April 15, 2026

Hausse des prix du carburant et des matériaux : le BTP du Gers étranglé par la guerre en Iran

l’essentiel
Depuis le déclenchement de la guerre au Moyen-Orient, les entreprises du bâtiment gersoises subissent de plein fouet la hausse des carburants et des matériaux. La présidente de la Fédération BTP du Gers, Nathalie Lacroix, a rencontré le cabinet du préfet vendredi 10 avril. Elle alerte : des chantiers s’arrêtent, des emplois sont menacés.

Dans le Gers, on roule. Beaucoup. Chaque matin, les camions des entreprises du BTP quittent les dépôts pour rejoindre des chantiers éparpillés aux quatre coins d’un département rural et étendu. C’est précisément ce qui rend la flambée du carburant si douloureuse ici.

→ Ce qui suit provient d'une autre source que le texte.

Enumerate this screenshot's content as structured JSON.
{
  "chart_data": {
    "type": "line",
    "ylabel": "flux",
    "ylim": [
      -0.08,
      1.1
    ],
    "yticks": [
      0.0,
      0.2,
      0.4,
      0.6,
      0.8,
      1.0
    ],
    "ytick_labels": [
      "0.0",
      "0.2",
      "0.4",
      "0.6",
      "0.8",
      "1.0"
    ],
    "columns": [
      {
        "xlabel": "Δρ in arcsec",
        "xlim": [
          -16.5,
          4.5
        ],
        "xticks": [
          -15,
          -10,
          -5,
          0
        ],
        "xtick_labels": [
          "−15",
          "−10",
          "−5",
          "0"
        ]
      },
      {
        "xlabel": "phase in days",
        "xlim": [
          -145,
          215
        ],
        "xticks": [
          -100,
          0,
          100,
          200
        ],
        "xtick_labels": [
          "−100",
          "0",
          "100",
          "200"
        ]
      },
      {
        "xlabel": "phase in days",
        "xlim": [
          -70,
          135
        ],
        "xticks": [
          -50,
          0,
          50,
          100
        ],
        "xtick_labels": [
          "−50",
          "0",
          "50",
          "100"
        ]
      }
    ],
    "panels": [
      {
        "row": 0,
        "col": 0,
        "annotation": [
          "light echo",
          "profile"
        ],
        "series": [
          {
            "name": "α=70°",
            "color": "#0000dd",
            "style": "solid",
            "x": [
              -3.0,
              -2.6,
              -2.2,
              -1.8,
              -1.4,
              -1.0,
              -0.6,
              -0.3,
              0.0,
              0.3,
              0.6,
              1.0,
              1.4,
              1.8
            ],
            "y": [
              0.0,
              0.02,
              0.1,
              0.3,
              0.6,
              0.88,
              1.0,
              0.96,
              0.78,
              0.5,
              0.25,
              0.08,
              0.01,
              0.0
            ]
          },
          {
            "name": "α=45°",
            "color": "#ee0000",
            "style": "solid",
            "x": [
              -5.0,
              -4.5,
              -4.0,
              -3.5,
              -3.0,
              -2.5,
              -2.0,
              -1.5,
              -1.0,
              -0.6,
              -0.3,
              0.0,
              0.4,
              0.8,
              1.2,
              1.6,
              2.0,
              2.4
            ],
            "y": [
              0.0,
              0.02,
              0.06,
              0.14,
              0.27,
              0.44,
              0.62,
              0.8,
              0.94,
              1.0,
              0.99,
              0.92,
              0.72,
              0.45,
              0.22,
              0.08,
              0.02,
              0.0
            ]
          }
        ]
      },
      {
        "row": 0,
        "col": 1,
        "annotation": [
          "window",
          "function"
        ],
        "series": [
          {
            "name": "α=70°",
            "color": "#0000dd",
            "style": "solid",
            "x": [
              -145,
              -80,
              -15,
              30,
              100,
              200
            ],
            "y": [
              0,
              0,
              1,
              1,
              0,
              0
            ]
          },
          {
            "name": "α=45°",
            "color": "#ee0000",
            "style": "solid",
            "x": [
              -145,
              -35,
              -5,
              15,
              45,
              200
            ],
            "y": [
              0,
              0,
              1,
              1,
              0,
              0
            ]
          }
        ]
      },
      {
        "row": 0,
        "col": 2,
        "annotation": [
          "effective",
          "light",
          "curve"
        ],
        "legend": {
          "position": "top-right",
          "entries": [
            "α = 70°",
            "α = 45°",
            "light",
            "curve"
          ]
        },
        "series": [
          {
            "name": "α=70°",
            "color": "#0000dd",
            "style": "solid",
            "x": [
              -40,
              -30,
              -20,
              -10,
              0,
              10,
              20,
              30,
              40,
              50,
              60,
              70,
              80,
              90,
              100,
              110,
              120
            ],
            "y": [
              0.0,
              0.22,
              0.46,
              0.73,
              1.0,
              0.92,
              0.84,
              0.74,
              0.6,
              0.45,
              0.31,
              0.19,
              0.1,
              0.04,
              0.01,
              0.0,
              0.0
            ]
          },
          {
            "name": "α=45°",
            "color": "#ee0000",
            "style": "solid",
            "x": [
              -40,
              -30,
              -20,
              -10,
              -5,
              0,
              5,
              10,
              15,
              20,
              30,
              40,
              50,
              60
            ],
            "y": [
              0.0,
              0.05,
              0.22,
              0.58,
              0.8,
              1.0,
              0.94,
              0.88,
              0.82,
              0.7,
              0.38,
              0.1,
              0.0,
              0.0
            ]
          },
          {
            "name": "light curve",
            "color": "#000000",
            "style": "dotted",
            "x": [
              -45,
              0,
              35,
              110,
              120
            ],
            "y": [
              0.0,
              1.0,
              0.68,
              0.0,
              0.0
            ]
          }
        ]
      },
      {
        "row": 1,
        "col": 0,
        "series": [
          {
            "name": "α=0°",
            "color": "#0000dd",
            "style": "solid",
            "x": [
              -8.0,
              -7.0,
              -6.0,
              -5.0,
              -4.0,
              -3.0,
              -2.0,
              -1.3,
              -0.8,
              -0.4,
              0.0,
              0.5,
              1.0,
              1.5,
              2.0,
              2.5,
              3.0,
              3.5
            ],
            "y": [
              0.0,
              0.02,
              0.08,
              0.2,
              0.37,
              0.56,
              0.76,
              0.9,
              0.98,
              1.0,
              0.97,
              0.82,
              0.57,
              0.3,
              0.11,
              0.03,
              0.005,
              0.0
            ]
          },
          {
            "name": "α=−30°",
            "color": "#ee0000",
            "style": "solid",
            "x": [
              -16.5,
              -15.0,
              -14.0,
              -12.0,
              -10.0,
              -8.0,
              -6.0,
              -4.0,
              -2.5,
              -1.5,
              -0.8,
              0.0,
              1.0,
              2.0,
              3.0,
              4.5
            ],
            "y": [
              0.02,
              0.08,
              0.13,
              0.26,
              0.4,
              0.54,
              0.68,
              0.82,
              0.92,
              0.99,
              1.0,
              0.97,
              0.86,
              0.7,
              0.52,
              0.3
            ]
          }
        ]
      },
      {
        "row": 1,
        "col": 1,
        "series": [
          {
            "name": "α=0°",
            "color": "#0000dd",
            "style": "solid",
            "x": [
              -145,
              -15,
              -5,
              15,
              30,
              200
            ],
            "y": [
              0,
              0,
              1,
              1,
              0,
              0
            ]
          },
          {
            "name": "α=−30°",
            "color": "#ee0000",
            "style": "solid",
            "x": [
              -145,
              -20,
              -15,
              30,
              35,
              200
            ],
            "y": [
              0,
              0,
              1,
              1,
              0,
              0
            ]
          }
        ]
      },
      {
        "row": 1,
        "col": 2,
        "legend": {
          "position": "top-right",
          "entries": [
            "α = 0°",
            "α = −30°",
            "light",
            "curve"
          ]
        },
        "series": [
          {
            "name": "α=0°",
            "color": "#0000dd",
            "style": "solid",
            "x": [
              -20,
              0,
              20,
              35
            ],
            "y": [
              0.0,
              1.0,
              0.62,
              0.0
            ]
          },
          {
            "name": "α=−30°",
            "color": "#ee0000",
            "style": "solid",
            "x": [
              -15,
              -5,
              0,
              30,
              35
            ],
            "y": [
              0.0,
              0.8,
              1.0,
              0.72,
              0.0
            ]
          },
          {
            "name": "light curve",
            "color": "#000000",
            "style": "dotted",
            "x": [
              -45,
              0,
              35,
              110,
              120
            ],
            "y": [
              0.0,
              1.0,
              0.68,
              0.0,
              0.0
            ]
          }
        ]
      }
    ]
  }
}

“Le Gers, c’est assez vaste. On se déplace tous les jours sur les chantiers, et certaines entreprises ont des travaux à l’extérieur du département aussi”, rappelle Nathalie Lacroix, présidente de la fédération BTP du Gers.

Les engins de chantier dans le rouge

Les chiffres qu’elle a présentés au cabinet du préfet, vendredi 10 avril, sont éloquents. Pour une entreprise gersoise disposant de dix utilitaires, le surcoût carburant atteint entre 35 000 et 40 000 € par an. Soit environ 80 € de plus par plein. “Pour moi personnellement, avec mon entreprise, ça fait un gros surcoût : 40 % de plus sur le carburant”, témoigne-t-elle.

Les matériaux isolants affichent une forte hausse.
Les matériaux isolants affichent une forte hausse.
DDM – SEBASTIEN LAPEYRERE

Au-delà des véhicules de liaison, ce sont les engins de chantier qui enfoncent le clou. Un tractopelle consomme entre 8,5 et 10 litres de gazole non routier (GNR) par heure. Une pelle hydraulique cataloguée comme “économe” en avale de 18 à 22 litres. Sur une journée de huit heures, la facture s’envole. La Capeb l’avait chiffré dès le 6 mars : pour une pelle de 20 tonnes, une hausse de 0,30 euro sur le GNR représente 6 euros de surcoût par heure de travail. Multipliée par des centaines d’heures annuelles, la saignée est considérable.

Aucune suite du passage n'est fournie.